I also think the Abyss will carry itself over just fine here. In my previous message, I pointed out that the key is to have a good story on top of the setting to bring the setting to life. I think we have that here, so to me it won't be much harder to run the feeling of dread and terror in the Abyss like there was in Kraken's Cove. You just have to have a little bit of flair for colorful descriptions.

But having said all that, if you don't like running high level campaigns, don't let any of us talk you into it. I think the cutoff I described in my first post to this topic (end campaign after dealing with Vanthus at Farshore) would still be a really solid, satisfying campaign for all involved.


Thomas Austin wrote:
Jib wrote:

I'm glad I'm not alone on this one. While the entire campaign arc is wonderful it looks to me like it might become very tough to run after Scuttlecove (even the adventure under the Isle of Dread looks tough in MHO). I know my players and they want details and story. If I can slice up the content and blend it with few character themed mini adventures then I think it will work for us.

Who knows down the line we can always return to the STAP and complete it.

Ditto here. I'm thinking that the PCs find the cache of shadow pearls in the Crimson Fleet treasury and then have to

- Find out how to destroy them without setting them off
- Until they can destroy them, protect them from theft, retrieval, or actual destruction
- Actually destroy them

This would necessitate a change of some of the info in ToD, otherwise just casting anti-magic shell and stomping them would work. I'm thinking of something like the artifact destruction methods from the 1E DMG.

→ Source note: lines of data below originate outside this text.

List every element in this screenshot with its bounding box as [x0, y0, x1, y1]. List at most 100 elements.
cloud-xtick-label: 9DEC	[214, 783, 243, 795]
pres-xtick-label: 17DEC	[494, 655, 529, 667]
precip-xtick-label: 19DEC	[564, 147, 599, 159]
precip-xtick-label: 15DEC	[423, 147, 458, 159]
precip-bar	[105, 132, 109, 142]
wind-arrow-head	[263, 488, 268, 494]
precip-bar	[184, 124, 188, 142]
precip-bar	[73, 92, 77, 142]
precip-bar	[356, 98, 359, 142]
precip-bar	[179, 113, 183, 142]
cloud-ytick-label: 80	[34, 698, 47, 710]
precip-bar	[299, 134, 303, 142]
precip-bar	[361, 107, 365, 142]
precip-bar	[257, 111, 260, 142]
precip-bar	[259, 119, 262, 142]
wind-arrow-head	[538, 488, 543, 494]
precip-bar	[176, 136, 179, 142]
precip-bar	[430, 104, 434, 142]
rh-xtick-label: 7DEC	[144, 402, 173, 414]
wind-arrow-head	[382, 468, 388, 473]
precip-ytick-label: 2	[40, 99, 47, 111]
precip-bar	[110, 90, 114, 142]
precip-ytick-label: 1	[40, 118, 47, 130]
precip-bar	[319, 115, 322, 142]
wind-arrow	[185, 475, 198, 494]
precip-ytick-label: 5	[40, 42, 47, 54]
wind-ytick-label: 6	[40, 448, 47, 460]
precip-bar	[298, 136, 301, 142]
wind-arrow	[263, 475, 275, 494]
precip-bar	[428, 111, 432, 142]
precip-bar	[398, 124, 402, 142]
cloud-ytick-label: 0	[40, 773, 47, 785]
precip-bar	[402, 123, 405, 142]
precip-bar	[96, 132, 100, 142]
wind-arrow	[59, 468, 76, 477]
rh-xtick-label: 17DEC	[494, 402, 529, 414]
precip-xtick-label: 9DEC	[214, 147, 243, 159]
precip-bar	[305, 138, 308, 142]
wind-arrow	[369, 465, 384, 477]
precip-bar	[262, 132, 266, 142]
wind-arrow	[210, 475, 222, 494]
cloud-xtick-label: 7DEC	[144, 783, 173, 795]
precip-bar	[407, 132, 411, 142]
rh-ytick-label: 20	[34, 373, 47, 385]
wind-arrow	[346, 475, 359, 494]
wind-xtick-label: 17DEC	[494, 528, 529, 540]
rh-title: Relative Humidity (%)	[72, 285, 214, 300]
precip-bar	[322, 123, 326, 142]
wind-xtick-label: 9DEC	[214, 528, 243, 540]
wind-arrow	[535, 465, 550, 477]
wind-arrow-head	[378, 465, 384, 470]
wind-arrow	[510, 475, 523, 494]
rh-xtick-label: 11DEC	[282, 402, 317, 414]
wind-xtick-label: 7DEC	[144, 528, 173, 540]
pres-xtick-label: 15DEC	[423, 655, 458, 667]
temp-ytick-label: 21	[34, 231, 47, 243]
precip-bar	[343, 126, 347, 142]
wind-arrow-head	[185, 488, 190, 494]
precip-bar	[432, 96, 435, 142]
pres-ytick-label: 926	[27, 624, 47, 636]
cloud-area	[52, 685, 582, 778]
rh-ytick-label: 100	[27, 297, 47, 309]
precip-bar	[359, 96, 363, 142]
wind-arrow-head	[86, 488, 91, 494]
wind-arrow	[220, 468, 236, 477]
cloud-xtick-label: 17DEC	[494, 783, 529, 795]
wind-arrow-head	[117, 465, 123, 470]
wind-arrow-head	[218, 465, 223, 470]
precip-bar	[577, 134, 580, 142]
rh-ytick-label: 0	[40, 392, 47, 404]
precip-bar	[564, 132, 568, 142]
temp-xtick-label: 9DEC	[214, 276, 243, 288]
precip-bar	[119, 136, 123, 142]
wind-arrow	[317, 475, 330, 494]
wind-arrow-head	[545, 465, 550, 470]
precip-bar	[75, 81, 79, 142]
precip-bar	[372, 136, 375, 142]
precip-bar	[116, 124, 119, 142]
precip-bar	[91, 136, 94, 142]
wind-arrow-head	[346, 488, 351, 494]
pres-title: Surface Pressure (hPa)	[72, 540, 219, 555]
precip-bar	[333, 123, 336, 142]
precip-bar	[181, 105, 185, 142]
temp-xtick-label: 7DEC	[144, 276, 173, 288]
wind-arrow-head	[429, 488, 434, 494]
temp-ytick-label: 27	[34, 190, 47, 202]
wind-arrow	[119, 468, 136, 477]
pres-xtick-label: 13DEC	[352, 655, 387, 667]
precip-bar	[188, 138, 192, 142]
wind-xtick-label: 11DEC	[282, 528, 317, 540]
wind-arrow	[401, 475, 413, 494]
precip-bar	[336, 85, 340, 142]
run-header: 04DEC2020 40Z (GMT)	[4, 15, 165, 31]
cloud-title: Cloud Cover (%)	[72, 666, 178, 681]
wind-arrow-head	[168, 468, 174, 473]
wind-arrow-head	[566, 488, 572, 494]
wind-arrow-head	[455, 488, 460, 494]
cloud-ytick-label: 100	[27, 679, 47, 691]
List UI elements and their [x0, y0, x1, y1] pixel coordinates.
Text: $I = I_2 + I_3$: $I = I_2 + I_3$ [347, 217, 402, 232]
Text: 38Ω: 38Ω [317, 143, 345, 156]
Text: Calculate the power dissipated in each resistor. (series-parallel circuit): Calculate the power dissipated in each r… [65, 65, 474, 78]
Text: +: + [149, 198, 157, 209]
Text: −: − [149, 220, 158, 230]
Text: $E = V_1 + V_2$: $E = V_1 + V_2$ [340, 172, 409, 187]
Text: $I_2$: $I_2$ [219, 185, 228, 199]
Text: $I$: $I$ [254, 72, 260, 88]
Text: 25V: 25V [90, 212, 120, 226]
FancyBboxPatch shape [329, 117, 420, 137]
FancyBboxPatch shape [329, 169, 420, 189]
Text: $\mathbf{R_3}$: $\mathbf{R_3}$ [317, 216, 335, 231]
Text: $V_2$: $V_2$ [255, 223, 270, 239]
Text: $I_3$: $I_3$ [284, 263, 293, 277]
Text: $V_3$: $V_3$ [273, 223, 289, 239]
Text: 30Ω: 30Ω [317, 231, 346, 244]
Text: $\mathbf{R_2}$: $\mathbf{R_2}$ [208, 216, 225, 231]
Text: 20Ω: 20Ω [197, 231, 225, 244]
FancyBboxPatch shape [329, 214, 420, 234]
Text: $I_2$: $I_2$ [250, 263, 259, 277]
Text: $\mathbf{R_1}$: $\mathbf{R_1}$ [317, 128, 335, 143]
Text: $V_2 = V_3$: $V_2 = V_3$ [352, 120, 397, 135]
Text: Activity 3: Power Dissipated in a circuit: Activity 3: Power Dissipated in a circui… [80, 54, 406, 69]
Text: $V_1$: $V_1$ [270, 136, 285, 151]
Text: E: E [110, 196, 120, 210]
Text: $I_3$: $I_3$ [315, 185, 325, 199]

I agree with those that think it should be played out. 2 nights ago we finished Scuttlecove and the PC's have the Wakeportal. It always ifs tough to run games in the Abyss but the Adventure is well thought out and with a little extra attention from DM game is great even from my stand point as the DM. One of the Best and PC's should get that opp to finish it off.. If they show lack of interest in it.. sure take it another way no problem even if you want to stop as the DM Scuttle Cove is a good place to find new ties...
Tom


I must admit that I do like the entire story of STAP. It has been the only one of the 3 to capture my total attention and make me buy the entire path in Dungeon.

I just see a creative fun role-play focused bard not dishing out the big damage to make him fun to play in the Abyss. And this same bard would rock and be great in Sasserine and in other parts of the path. Just me i suppose.